The challenge of today’s Area of Freedom, Security and Justice: a re-appropriation of the balance between claims of national security and fundamental rights
Abstract
The twentieth anniversary of the area of freedom, security and justice
(AFSJ) brings to light several transformations with regard to border management, and
also several concerns that did not cease to reemerge twenty years after its creation. The
term is understood to concern external borders and the reintroduction of internal
controls within the common European territory. The attacks of September 11, 2001
consolidated the recognition of transnational security threats to be countered at a
supranational level, considering that a national level administration would not be
sufficient. The idea behind the construction of a common management administration
of security threats relied on the protection of the entire single market. This is to say,
an inadequate national external border control could undermine the collective trust and
the free movement. The above-named fear of jeopardising the common market,
enthusiastically advanced by France and Germany, became true in recent years
following the apex of the migration crisis and the terror attacks in France in 2015. The
reintroduction of internal border controls in several countries, the derogation from the
Schengen Code for reasons of public security and the extension of the minimum period
of internal border controls demonstrates a need of re-appropriation of the AFSJ. The reason for this stands behind the rationale of free movement within the area of
freedom, security and justice, which has created a Common European Asylum System.
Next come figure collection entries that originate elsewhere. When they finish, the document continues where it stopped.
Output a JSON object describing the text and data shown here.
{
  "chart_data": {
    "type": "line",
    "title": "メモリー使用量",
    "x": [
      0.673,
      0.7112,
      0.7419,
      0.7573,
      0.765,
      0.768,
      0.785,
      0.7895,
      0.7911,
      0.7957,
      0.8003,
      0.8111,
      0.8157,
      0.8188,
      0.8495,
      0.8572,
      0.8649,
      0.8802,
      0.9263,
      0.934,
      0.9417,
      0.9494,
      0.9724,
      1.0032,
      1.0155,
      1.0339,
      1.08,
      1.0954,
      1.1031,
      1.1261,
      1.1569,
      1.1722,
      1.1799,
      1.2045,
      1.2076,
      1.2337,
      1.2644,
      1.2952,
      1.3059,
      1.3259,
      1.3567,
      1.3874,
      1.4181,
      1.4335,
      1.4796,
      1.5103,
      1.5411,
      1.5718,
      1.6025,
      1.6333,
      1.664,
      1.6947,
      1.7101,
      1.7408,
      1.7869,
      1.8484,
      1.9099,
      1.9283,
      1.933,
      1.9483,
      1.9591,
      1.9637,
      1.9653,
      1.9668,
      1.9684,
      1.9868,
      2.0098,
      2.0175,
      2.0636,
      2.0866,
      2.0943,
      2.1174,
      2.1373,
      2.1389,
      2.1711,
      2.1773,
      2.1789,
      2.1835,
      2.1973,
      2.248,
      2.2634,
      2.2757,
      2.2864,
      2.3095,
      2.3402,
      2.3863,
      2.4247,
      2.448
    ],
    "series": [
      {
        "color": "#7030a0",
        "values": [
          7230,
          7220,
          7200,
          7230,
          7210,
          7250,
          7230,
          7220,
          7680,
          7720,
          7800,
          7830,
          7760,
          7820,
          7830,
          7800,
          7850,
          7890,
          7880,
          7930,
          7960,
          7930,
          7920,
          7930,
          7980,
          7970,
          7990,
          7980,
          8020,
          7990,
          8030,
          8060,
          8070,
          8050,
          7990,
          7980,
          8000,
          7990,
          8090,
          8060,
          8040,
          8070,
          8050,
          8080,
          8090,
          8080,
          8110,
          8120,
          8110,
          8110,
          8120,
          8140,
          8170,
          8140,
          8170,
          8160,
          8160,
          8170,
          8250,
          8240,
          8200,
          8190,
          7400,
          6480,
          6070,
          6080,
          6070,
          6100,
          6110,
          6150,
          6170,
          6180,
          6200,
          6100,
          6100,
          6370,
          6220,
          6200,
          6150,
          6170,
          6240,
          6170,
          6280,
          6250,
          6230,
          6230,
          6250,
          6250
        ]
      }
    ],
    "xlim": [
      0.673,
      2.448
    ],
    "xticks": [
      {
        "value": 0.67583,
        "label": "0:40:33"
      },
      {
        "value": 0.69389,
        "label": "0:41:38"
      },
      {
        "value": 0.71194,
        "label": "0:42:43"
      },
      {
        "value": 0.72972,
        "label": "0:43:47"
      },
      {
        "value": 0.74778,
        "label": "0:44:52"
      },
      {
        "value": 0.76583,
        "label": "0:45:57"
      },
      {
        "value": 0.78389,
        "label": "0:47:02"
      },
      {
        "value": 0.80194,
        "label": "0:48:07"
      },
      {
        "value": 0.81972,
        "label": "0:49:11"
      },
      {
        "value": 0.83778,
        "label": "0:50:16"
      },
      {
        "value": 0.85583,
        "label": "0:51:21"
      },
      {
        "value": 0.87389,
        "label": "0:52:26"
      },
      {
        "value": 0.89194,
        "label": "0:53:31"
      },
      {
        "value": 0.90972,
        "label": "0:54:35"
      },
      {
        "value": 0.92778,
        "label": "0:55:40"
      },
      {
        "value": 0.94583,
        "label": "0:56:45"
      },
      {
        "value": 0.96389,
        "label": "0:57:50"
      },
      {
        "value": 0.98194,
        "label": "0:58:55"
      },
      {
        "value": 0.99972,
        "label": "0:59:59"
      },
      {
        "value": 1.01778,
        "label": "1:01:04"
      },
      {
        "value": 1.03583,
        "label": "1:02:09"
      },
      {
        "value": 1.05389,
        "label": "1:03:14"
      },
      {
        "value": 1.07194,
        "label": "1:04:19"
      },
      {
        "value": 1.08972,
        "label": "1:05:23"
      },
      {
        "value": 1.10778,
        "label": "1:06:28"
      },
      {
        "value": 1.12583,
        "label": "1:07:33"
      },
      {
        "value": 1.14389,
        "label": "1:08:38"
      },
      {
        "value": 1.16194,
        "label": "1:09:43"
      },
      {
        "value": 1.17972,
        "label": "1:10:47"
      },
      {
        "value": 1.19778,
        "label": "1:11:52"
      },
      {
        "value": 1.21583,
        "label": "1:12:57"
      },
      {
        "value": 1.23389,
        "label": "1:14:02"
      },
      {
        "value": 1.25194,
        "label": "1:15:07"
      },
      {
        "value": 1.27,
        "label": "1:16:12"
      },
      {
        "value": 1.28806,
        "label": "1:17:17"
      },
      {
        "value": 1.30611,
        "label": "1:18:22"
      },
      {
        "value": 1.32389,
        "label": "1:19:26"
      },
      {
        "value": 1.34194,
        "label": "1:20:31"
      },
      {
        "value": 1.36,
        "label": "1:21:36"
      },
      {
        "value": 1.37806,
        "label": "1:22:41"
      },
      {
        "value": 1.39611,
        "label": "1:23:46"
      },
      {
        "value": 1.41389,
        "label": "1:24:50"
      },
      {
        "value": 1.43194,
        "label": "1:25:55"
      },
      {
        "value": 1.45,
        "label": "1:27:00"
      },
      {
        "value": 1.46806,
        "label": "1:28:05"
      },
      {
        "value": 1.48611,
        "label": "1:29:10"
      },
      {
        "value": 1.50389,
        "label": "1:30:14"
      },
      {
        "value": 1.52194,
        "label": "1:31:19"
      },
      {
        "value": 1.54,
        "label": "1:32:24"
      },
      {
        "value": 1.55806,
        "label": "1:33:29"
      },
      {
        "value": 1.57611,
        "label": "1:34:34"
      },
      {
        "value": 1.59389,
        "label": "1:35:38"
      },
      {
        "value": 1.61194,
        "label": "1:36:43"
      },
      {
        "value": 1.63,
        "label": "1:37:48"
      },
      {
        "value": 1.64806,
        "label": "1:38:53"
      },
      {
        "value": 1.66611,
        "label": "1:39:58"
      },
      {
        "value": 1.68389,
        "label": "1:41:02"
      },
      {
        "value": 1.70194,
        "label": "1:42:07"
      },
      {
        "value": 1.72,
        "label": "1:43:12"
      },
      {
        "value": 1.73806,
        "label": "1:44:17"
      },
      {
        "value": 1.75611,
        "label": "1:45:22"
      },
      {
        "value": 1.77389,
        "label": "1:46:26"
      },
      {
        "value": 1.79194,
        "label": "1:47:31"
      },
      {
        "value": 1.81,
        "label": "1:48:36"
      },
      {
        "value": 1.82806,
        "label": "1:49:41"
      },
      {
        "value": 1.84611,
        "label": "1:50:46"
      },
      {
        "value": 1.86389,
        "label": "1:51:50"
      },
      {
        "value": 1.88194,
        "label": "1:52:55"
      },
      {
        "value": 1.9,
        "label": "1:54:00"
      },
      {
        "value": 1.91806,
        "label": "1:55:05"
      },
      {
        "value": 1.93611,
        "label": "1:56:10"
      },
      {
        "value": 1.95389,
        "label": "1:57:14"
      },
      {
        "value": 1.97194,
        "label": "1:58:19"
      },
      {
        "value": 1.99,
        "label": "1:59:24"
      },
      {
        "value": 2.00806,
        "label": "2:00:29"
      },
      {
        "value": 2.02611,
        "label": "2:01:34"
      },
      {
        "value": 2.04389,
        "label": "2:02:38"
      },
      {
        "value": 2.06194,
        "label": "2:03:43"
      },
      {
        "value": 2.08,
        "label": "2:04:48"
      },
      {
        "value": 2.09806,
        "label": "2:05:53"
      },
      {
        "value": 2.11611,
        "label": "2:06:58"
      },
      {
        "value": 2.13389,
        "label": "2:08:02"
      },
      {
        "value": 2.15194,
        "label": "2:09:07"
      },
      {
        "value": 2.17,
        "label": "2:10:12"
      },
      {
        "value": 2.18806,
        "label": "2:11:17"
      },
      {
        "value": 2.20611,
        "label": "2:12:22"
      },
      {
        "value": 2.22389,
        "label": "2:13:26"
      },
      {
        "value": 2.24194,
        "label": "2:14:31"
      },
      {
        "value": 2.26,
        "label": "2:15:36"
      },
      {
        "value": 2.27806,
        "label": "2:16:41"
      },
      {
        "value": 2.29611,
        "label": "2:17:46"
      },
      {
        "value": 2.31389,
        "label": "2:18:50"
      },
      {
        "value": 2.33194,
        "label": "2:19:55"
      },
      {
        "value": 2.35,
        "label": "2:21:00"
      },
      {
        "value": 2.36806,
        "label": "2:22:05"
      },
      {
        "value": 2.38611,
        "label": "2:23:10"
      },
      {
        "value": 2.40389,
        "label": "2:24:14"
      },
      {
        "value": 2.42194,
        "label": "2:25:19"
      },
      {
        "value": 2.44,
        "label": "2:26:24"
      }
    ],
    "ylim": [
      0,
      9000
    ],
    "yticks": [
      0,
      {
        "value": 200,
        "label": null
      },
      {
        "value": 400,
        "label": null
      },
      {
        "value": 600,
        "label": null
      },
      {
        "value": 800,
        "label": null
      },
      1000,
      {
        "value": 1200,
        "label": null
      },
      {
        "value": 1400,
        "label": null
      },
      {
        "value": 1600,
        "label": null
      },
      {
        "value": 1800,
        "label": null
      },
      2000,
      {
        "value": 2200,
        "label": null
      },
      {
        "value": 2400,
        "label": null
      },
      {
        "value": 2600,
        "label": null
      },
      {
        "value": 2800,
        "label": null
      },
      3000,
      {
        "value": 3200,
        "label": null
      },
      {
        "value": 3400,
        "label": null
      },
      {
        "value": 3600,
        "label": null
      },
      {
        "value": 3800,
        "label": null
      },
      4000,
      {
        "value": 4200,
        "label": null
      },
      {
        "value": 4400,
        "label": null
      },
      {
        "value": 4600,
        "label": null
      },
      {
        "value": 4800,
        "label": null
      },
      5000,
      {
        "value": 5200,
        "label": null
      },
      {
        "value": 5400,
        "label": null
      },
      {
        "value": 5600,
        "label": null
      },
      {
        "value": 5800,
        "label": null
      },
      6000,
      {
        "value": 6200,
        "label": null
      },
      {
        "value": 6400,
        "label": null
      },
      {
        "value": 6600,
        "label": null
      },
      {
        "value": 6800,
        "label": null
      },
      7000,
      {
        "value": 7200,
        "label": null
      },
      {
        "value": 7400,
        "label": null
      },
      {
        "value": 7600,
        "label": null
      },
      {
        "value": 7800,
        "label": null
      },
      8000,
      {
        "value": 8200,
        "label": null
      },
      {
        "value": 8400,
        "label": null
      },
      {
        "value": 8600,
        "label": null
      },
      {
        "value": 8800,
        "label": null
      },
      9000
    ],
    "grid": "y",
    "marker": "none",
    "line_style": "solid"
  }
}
This re-appropriation has to do with balancing freedom and security so that security
does not take precedence over freedom. If policing internal borders is a matter
dependent upon discretionary power, we cannot help but wonder whether migration
flips between “crimmigration” and unilateral derogatory regimes to the disadvantage
of fundamental rights. When it comesto internal borders, doesthis discretionary power
of policing create grey zones of uncertainty?